"Falling Down" wird 30: Der Tag, an dem Michael Douglas Amok lief
Drama von Joel Schumacher
Ein stickig schwüler Tag, die Verkehrsschlange reicht bis zum Horizont. Im völlig durchschwitzten Hemd im Auto ohne Klimaanlage, dafür mit einer aufdringlichen Fliege mit offensichtlichem Todeswunsch festsitzen – und dazu noch dieses gottverdammte Hupkonzert! Der am 26. Februar 1993 – also vor exakt 30 Jahren – erschienene Film „Falling Down“ von Joel Schumacher (1939-2020), schickte sein Publikum in medias res in diesen alltäglichen Horror. Doch statt die Situation einmal mehr über sich ergehen zu lassen, steigt die fuchsteufelswilde Hauptfigur William Foster (Michael Douglas, 78) urplötzlich aus seinem Auto aus – und läuft Amok. Erst im Laufe des Films erfahren wir, warum der Nachmittag im Stau der finale Schlag gegen seine fragile Psyche war.
Nach seiner impulsiven Flucht aus dem Wagen will sich William Foster, der wütende weiße Mann mit Bürstenhaarschnitt und Nummernschild „D-Fens“, zu Fuß zu seiner Familie durchschlagen. Doch genau das ist der Punkt: Der cholerische Vater hat eigentlich keine Familie mehr. Seine Ex-Frau hat ein Kontaktverbot erwirkt, vornehmlich, um das gemeinsame Kind vor Williams Wutausbrüchen zu schützen. Und seinen Job in einer Rüstungsfirma ist er ebenfalls seit Monaten los.
Williams Reise an den später von ihm als „Punkt ohne Wiederkehr“ bezeichneten Moment nimmt ihren Lauf. Die wachsende Gewaltbereitschaft des Protagonisten wird durch sein immer größeres Arsenal an Waffen symbolisiert: Anfangs ist es ein Baseballschläger, dann ein Klappmesser, später eine Maschinenpistole und schließlich gar eine Panzerfaust.
Auf tiefschwarzer Humorebene hält der Film der Gesellschaft sowie unserer Reaktion auf deren kleine und große Ungerechtigkeiten den Spiegel vor. Dem unfreundlichen Ladenbesitzer, den halbstarken Streitlustigen oder der überforderten Fast-Food-Bedienung wird durch „D-Fens“ stets mit maximaler Eskalationsstufe entgegnet. So, wie es unsereins vielleicht für den Bruchteil einer Sekunde selbst vor dem inneren Auge vorschweben mag, es die intakte Impulskontrolle aber nie zulassen würde.
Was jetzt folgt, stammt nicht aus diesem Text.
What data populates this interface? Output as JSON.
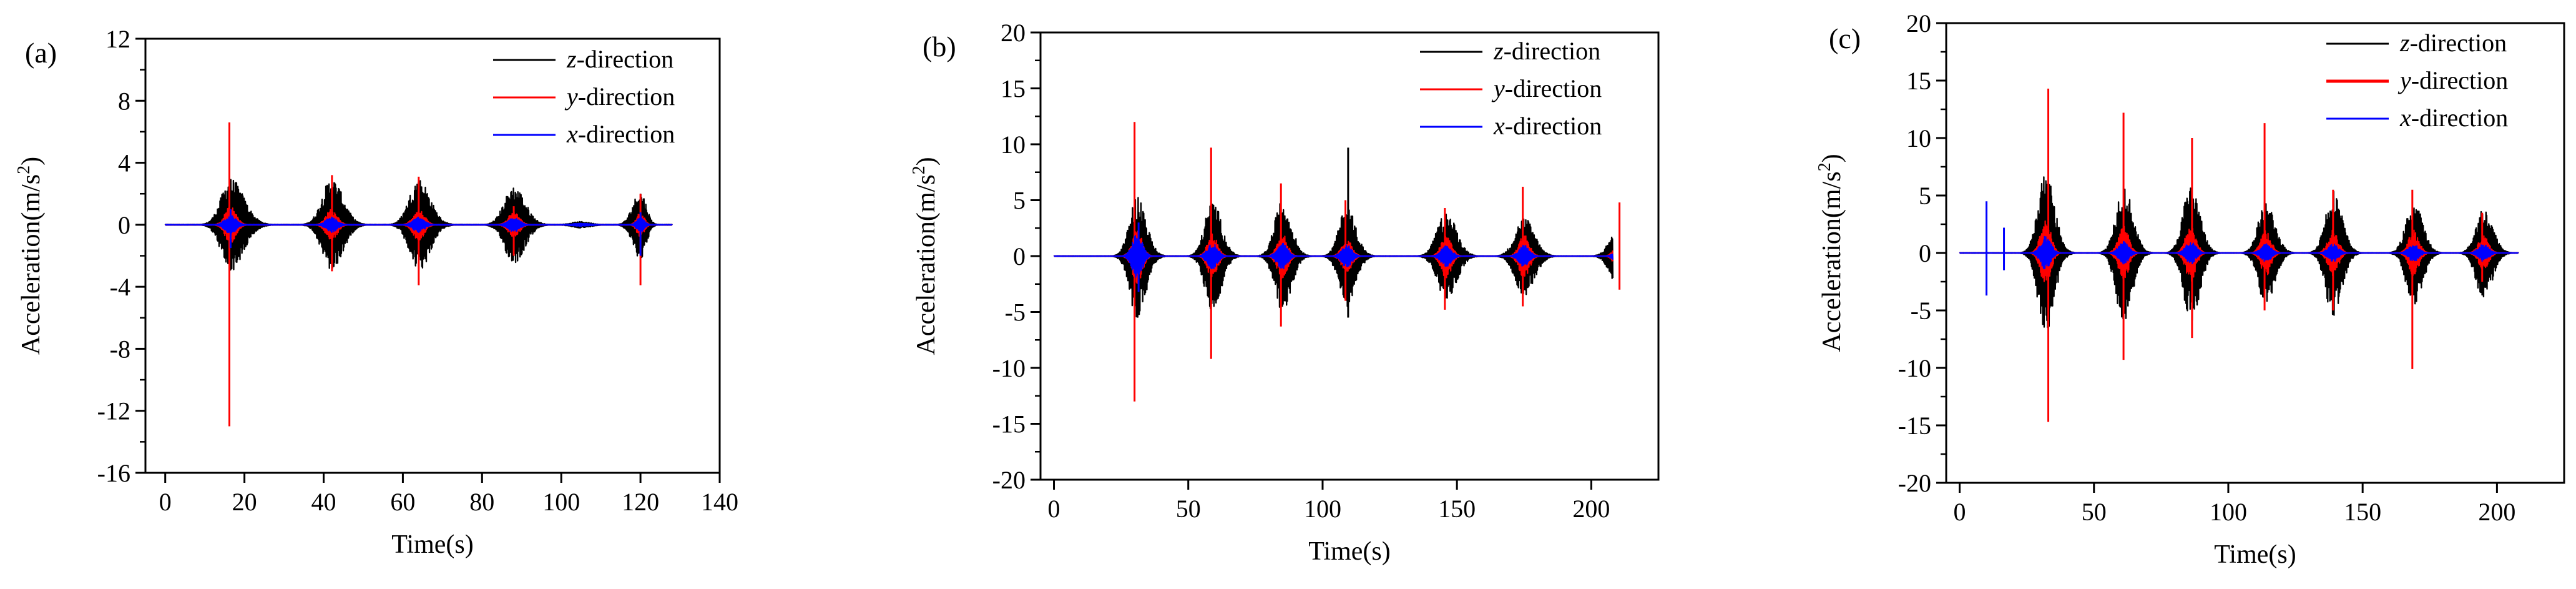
{
  "chart_data": [
    {
      "type": "line",
      "panel_label": "(a)",
      "xlabel": "Time(s)",
      "ylabel": "Acceleration(m/s²)",
      "ylabel_base": "Acceleration(m/s",
      "ylabel_sup": "2",
      "ylabel_end": ")",
      "xlim": [
        -5,
        140
      ],
      "ylim": [
        -16,
        12
      ],
      "xticks": [
        0,
        20,
        40,
        60,
        80,
        100,
        120,
        140
      ],
      "yticks": [
        -16,
        -12,
        -8,
        -4,
        0,
        4,
        8,
        12
      ],
      "legend_position": "top-right",
      "legend": [
        {
          "italic": "z",
          "rest": "-direction",
          "color": "#000000"
        },
        {
          "italic": "y",
          "rest": "-direction",
          "color": "#ff0000"
        },
        {
          "italic": "x",
          "rest": "-direction",
          "color": "#0000ff"
        }
      ],
      "series": [
        {
          "name": "z-direction",
          "color": "#000000",
          "bursts": [
            {
              "t": 16.5,
              "rise": 5,
              "decay": 7,
              "amp": 3.0
            },
            {
              "t": 42,
              "rise": 5,
              "decay": 6,
              "amp": 3.0
            },
            {
              "t": 64,
              "rise": 5,
              "decay": 6,
              "amp": 3.0
            },
            {
              "t": 88,
              "rise": 5,
              "decay": 6,
              "amp": 2.5
            },
            {
              "t": 105,
              "rise": 5,
              "decay": 5,
              "amp": 0.2
            },
            {
              "t": 120,
              "rise": 4,
              "decay": 3,
              "amp": 2.2
            }
          ]
        },
        {
          "name": "y-direction",
          "color": "#ff0000",
          "bursts": [
            {
              "t": 16.5,
              "rise": 3,
              "decay": 3,
              "amp": 1.2
            },
            {
              "t": 42,
              "rise": 3,
              "decay": 3,
              "amp": 1.0
            },
            {
              "t": 64,
              "rise": 3,
              "decay": 3,
              "amp": 1.0
            },
            {
              "t": 88,
              "rise": 3,
              "decay": 3,
              "amp": 0.8
            },
            {
              "t": 120,
              "rise": 2,
              "decay": 2,
              "amp": 0.8
            }
          ],
          "spikes": [
            {
              "t": 16.2,
              "max": 6.6,
              "min": -13.0
            },
            {
              "t": 42.1,
              "max": 3.2,
              "min": -3.0
            },
            {
              "t": 64.0,
              "max": 3.1,
              "min": -3.9
            },
            {
              "t": 88.0,
              "max": 1.2,
              "min": -2.0
            },
            {
              "t": 120.0,
              "max": 2.0,
              "min": -3.9
            }
          ]
        },
        {
          "name": "x-direction",
          "color": "#0000ff",
          "bursts": [
            {
              "t": 16.5,
              "rise": 3,
              "decay": 3,
              "amp": 0.6
            },
            {
              "t": 42,
              "rise": 3,
              "decay": 3,
              "amp": 0.5
            },
            {
              "t": 64,
              "rise": 3,
              "decay": 3,
              "amp": 0.5
            },
            {
              "t": 88,
              "rise": 3,
              "decay": 3,
              "amp": 0.5
            },
            {
              "t": 105,
              "rise": 5,
              "decay": 5,
              "amp": 0.1
            },
            {
              "t": 120,
              "rise": 2,
              "decay": 2,
              "amp": 0.5
            }
          ],
          "spikes": [
            {
              "t": 16.5,
              "max": 1.0,
              "min": -1.5
            },
            {
              "t": 120.0,
              "max": 0.8,
              "min": -2.0
            }
          ]
        }
      ]
    },
    {
      "type": "line",
      "panel_label": "(b)",
      "xlabel": "Time(s)",
      "ylabel": "Acceleration(m/s²)",
      "ylabel_base": "Acceleration(m/s",
      "ylabel_sup": "2",
      "ylabel_end": ")",
      "xlim": [
        -5,
        225
      ],
      "ylim": [
        -20,
        20
      ],
      "xticks": [
        0,
        50,
        100,
        150,
        200
      ],
      "yticks": [
        -20,
        -15,
        -10,
        -5,
        0,
        5,
        10,
        15,
        20
      ],
      "legend_position": "top-right",
      "legend": [
        {
          "italic": "z",
          "rest": "-direction",
          "color": "#000000"
        },
        {
          "italic": "y",
          "rest": "-direction",
          "color": "#ff0000"
        },
        {
          "italic": "x",
          "rest": "-direction",
          "color": "#0000ff"
        }
      ],
      "series": [
        {
          "name": "z-direction",
          "color": "#000000",
          "bursts": [
            {
              "t": 31,
              "rise": 6,
              "decay": 7,
              "amp": 5.5
            },
            {
              "t": 59,
              "rise": 6,
              "decay": 7,
              "amp": 5.0
            },
            {
              "t": 85,
              "rise": 6,
              "decay": 7,
              "amp": 5.0
            },
            {
              "t": 109,
              "rise": 6,
              "decay": 7,
              "amp": 4.5
            },
            {
              "t": 146,
              "rise": 7,
              "decay": 8,
              "amp": 4.0
            },
            {
              "t": 175,
              "rise": 7,
              "decay": 8,
              "amp": 3.5
            },
            {
              "t": 211,
              "rise": 7,
              "decay": 8,
              "amp": 3.5
            }
          ],
          "spikes": [
            {
              "t": 109.5,
              "max": 9.7,
              "min": -5.5
            }
          ]
        },
        {
          "name": "y-direction",
          "color": "#ff0000",
          "bursts": [
            {
              "t": 31,
              "rise": 4,
              "decay": 4,
              "amp": 2.5
            },
            {
              "t": 59,
              "rise": 4,
              "decay": 4,
              "amp": 2.0
            },
            {
              "t": 85,
              "rise": 4,
              "decay": 4,
              "amp": 2.0
            },
            {
              "t": 109,
              "rise": 4,
              "decay": 4,
              "amp": 1.5
            },
            {
              "t": 146,
              "rise": 4,
              "decay": 4,
              "amp": 2.0
            },
            {
              "t": 175,
              "rise": 4,
              "decay": 4,
              "amp": 2.0
            },
            {
              "t": 211,
              "rise": 4,
              "decay": 4,
              "amp": 2.0
            }
          ],
          "spikes": [
            {
              "t": 30.0,
              "max": 12.0,
              "min": -13.0
            },
            {
              "t": 58.5,
              "max": 9.7,
              "min": -9.2
            },
            {
              "t": 84.5,
              "max": 6.5,
              "min": -6.3
            },
            {
              "t": 108.5,
              "max": 5.0,
              "min": -4.0
            },
            {
              "t": 145.5,
              "max": 4.3,
              "min": -4.8
            },
            {
              "t": 174.5,
              "max": 6.2,
              "min": -4.5
            },
            {
              "t": 210.5,
              "max": 4.8,
              "min": -3.0
            }
          ]
        },
        {
          "name": "x-direction",
          "color": "#0000ff",
          "bursts": [
            {
              "t": 31,
              "rise": 4,
              "decay": 4,
              "amp": 2.0
            },
            {
              "t": 59,
              "rise": 4,
              "decay": 4,
              "amp": 1.2
            },
            {
              "t": 85,
              "rise": 4,
              "decay": 4,
              "amp": 1.2
            },
            {
              "t": 109,
              "rise": 4,
              "decay": 4,
              "amp": 1.0
            },
            {
              "t": 146,
              "rise": 4,
              "decay": 4,
              "amp": 1.0
            },
            {
              "t": 175,
              "rise": 4,
              "decay": 4,
              "amp": 1.0
            },
            {
              "t": 211,
              "rise": 4,
              "decay": 4,
              "amp": 1.2
            }
          ],
          "spikes": [
            {
              "t": 31.5,
              "max": 3.0,
              "min": -3.2
            }
          ]
        }
      ]
    },
    {
      "type": "line",
      "panel_label": "(c)",
      "xlabel": "Time(s)",
      "ylabel": "Acceleration(m/s²)",
      "ylabel_base": "Acceleration(m/s",
      "ylabel_sup": "2",
      "ylabel_end": ")",
      "xlim": [
        -5,
        225
      ],
      "ylim": [
        -20,
        20
      ],
      "xticks": [
        0,
        50,
        100,
        150,
        200
      ],
      "yticks": [
        -20,
        -15,
        -10,
        -5,
        0,
        5,
        10,
        15,
        20
      ],
      "legend_position": "top-right",
      "legend": [
        {
          "italic": "z",
          "rest": "-direction",
          "color": "#000000"
        },
        {
          "italic": "y",
          "rest": "-direction",
          "color": "#ff0000"
        },
        {
          "italic": "x",
          "rest": "-direction",
          "color": "#0000ff"
        }
      ],
      "series": [
        {
          "name": "z-direction",
          "color": "#000000",
          "bursts": [
            {
              "t": 32,
              "rise": 6,
              "decay": 7,
              "amp": 7.0
            },
            {
              "t": 61,
              "rise": 6,
              "decay": 7,
              "amp": 6.0
            },
            {
              "t": 86,
              "rise": 6,
              "decay": 7,
              "amp": 6.0
            },
            {
              "t": 114,
              "rise": 6,
              "decay": 7,
              "amp": 4.5
            },
            {
              "t": 139,
              "rise": 6,
              "decay": 7,
              "amp": 5.5
            },
            {
              "t": 169,
              "rise": 6,
              "decay": 7,
              "amp": 4.5
            },
            {
              "t": 195,
              "rise": 6,
              "decay": 7,
              "amp": 4.0
            }
          ]
        },
        {
          "name": "y-direction",
          "color": "#ff0000",
          "bursts": [
            {
              "t": 32,
              "rise": 4,
              "decay": 4,
              "amp": 3.0
            },
            {
              "t": 61,
              "rise": 4,
              "decay": 4,
              "amp": 2.5
            },
            {
              "t": 86,
              "rise": 4,
              "decay": 4,
              "amp": 2.5
            },
            {
              "t": 114,
              "rise": 4,
              "decay": 4,
              "amp": 2.0
            },
            {
              "t": 139,
              "rise": 4,
              "decay": 4,
              "amp": 2.0
            },
            {
              "t": 169,
              "rise": 4,
              "decay": 4,
              "amp": 2.0
            },
            {
              "t": 195,
              "rise": 4,
              "decay": 4,
              "amp": 1.5
            }
          ],
          "spikes": [
            {
              "t": 33.0,
              "max": 14.3,
              "min": -14.7
            },
            {
              "t": 61.0,
              "max": 12.2,
              "min": -9.3
            },
            {
              "t": 86.5,
              "max": 10.0,
              "min": -7.4
            },
            {
              "t": 113.5,
              "max": 11.3,
              "min": -5.0
            },
            {
              "t": 139.0,
              "max": 5.5,
              "min": -5.0
            },
            {
              "t": 168.5,
              "max": 5.5,
              "min": -10.1
            },
            {
              "t": 194.5,
              "max": 3.5,
              "min": -2.5
            }
          ]
        },
        {
          "name": "x-direction",
          "color": "#0000ff",
          "bursts": [
            {
              "t": 32,
              "rise": 4,
              "decay": 4,
              "amp": 1.5
            },
            {
              "t": 61,
              "rise": 4,
              "decay": 4,
              "amp": 1.0
            },
            {
              "t": 86,
              "rise": 4,
              "decay": 4,
              "amp": 1.0
            },
            {
              "t": 114,
              "rise": 4,
              "decay": 4,
              "amp": 0.8
            },
            {
              "t": 139,
              "rise": 4,
              "decay": 4,
              "amp": 0.8
            },
            {
              "t": 169,
              "rise": 4,
              "decay": 4,
              "amp": 0.8
            },
            {
              "t": 195,
              "rise": 4,
              "decay": 4,
              "amp": 0.8
            }
          ],
          "spikes": [
            {
              "t": 10.0,
              "max": 4.5,
              "min": -3.7
            },
            {
              "t": 16.5,
              "max": 2.2,
              "min": -1.5
            }
          ]
        }
      ]
    }
  ]
}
Dem entgegen steht der mit allen Wassern gewaschene Sergeant Prendergast, großartig gespielt von Robert Duvall (92). Auch der Polizist im Rentenalter hat ein familiäres Drama zu verkraften, doch tut er es mit den exakt gegenteiligen Mitteln als „D-Fens“ – mit Einfühlvermögen und Güte. Prendergast folgt Williams zunehmend gewalttätigerem Pfad der Verwüstung und beleuchtet bei seinen Ermittlungen zudem die Hintergründe für die Taten des offensichtlich Wahnsinnigen.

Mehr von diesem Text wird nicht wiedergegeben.